Here we use the synthetic data set generated for the sphere model as an example to demonstrate the 1D inversion technique. The earth is horizontally divided into 20 layers from the surface to the basement. The top layer is 0.5 m thick, and the layers are gradually thickened at a rate of 1.2 toward the depth. The data are noise-free, but we assume that there is a 20 ppm noise floor in both in-phase and quadrature. The animation below compares the observed (top) and predicted (bottom) data and the pseudo-3D conductivity model obtained by stitching the individual 1D layered models. The sphere is reasonably imaged on the cross section. Although the sphere’s geometry is distorted and its conductivity value is underestimated, the inversion still reasonably reflects the correct horizontal location and the depth to the sphere’s top.



Once Loop Reflect

2D/3D inversion

2D/3D inversion Although the layered earth assumption in 1D inversion has provided a reasonable inversion model, the artifacts and distortion due to the 2D or 3D lateral variation of conductivity can significantly complicate the interpretation in practice. In the synthetic inversion of the sphere, the object is horizontally stretched on the cross section of the 1D stitched model, because the soundings away from the sphere can still sense the high conductivity of the sphere. The underestimated conductivity value is the result of spreading the conductive material belonging to a compact body to an infinite layer in the 1D model.

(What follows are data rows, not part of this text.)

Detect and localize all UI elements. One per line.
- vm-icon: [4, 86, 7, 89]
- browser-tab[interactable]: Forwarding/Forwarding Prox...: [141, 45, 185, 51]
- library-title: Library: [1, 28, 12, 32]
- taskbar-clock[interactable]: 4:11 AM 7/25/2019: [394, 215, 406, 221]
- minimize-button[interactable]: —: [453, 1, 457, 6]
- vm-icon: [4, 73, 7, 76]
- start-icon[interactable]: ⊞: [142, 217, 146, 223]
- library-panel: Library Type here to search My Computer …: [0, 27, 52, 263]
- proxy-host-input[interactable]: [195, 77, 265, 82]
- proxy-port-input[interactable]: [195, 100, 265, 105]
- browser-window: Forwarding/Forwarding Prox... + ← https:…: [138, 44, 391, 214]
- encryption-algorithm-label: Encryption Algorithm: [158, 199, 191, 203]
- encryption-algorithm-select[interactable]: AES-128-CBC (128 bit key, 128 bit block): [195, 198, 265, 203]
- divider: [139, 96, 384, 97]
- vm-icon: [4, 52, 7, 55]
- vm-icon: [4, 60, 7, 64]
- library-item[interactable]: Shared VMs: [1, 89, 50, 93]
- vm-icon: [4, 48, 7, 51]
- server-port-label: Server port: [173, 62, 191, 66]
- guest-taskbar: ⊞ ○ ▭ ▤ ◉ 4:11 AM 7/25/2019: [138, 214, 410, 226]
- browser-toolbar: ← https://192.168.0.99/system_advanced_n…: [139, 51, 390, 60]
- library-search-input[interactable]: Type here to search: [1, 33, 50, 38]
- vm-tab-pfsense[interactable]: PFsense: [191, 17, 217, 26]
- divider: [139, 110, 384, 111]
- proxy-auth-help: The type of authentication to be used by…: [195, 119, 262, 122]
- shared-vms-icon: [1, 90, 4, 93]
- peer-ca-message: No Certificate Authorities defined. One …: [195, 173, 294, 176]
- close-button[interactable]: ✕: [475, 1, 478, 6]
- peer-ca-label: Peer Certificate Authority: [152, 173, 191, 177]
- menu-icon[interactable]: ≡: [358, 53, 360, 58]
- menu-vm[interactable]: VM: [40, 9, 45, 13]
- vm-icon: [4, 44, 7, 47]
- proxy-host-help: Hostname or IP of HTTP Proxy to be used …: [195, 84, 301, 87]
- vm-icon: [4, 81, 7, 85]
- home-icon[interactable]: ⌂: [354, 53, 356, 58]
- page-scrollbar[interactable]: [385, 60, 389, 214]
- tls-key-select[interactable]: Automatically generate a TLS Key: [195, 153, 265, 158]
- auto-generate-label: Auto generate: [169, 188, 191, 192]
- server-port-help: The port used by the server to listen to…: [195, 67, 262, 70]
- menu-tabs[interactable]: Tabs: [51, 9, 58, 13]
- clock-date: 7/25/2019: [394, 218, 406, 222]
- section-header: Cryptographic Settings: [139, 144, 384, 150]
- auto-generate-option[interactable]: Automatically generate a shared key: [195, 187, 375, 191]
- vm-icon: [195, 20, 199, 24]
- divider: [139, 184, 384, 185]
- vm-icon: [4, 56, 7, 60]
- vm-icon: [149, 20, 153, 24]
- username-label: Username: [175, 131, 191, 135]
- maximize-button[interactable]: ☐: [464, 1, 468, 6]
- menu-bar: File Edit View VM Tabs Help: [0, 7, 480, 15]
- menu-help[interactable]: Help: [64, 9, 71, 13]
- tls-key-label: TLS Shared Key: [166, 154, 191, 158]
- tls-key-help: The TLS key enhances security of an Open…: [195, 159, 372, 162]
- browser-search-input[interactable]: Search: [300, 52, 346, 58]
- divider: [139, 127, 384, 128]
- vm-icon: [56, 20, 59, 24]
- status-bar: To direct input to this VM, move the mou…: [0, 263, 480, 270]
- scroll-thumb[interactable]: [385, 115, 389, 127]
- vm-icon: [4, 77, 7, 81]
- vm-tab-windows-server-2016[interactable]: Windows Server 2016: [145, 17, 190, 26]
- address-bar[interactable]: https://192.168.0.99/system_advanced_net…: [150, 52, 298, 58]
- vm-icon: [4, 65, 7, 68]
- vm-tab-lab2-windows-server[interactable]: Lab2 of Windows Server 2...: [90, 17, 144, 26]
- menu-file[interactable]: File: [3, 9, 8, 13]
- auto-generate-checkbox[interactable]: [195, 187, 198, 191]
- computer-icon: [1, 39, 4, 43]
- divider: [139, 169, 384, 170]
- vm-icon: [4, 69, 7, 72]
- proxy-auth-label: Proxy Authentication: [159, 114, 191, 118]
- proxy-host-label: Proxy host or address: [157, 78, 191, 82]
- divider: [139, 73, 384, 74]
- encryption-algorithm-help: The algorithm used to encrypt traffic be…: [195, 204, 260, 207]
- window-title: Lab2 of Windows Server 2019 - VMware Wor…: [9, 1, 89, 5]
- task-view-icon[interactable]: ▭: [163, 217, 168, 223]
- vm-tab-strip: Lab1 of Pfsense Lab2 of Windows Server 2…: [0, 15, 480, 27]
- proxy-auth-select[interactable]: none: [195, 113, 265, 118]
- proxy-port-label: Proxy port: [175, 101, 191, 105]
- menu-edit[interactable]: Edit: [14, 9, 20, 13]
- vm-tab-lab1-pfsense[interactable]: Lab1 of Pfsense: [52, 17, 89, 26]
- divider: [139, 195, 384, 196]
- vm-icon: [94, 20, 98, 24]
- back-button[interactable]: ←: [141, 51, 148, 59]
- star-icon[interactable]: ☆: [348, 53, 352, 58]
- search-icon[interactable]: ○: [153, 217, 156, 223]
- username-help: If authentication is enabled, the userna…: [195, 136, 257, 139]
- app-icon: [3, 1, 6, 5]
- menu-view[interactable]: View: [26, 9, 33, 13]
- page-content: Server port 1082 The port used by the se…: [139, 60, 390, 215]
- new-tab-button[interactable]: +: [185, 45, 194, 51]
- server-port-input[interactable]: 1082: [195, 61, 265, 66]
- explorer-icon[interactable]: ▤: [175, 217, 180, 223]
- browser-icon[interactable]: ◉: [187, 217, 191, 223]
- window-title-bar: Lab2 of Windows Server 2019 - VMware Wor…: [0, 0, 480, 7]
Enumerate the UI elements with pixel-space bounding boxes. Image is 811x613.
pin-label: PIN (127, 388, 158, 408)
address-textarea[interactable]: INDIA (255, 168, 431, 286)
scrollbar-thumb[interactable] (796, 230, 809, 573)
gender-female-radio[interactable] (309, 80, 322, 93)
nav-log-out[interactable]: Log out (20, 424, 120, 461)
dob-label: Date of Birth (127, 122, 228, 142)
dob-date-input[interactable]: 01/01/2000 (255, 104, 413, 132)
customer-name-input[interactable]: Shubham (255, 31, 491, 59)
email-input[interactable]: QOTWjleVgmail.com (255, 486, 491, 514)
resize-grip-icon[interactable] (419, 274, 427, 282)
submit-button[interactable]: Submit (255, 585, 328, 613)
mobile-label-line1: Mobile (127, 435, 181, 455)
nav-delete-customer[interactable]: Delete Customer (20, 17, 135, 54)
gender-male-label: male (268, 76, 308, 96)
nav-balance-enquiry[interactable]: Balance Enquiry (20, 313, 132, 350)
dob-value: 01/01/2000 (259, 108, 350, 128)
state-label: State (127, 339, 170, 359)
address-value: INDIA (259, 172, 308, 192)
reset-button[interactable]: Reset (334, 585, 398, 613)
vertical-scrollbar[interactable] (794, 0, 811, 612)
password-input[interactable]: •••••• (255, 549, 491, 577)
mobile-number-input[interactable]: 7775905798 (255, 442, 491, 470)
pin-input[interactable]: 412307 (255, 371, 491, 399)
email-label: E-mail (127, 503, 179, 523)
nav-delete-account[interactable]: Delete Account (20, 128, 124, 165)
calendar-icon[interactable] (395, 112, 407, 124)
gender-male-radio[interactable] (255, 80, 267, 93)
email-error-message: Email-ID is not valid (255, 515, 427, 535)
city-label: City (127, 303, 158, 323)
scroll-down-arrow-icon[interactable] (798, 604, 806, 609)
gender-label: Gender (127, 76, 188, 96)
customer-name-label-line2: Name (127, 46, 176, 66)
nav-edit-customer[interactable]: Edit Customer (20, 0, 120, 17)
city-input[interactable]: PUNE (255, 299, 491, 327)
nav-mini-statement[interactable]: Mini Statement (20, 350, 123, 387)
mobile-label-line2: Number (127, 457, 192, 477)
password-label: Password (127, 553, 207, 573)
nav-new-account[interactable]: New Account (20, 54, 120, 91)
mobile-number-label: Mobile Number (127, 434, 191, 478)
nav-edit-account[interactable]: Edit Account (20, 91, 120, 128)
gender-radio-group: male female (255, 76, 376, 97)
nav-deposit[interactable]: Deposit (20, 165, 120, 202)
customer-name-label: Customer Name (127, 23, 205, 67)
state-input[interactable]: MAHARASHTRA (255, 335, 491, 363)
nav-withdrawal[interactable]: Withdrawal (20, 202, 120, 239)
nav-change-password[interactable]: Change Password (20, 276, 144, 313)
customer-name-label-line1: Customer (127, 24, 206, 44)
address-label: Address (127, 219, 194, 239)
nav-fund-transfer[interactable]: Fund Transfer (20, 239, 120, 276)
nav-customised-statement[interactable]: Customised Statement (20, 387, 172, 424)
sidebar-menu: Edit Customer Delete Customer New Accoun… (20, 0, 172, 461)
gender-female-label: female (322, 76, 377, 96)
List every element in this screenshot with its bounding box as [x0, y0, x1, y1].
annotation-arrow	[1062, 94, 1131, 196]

The solution to overcome the drawbacks of 1D inversion is to consider the lateral variation of conductivity by using a 2D or 3D model. A 2D/3D inversion discretizes the entire earth to many discrete cells, each of which has a constant conductivity. Then the Maxwell’s equations are numerical solved on the mesh. The obtained images of the subsurface are then in 3D voxel format. 3D inversions provides the best resolution and works for any complicated models in reality, but it is more computationally expensive. 3D inversion is a very involving topic, so we present it in another part of EM.GeoSci.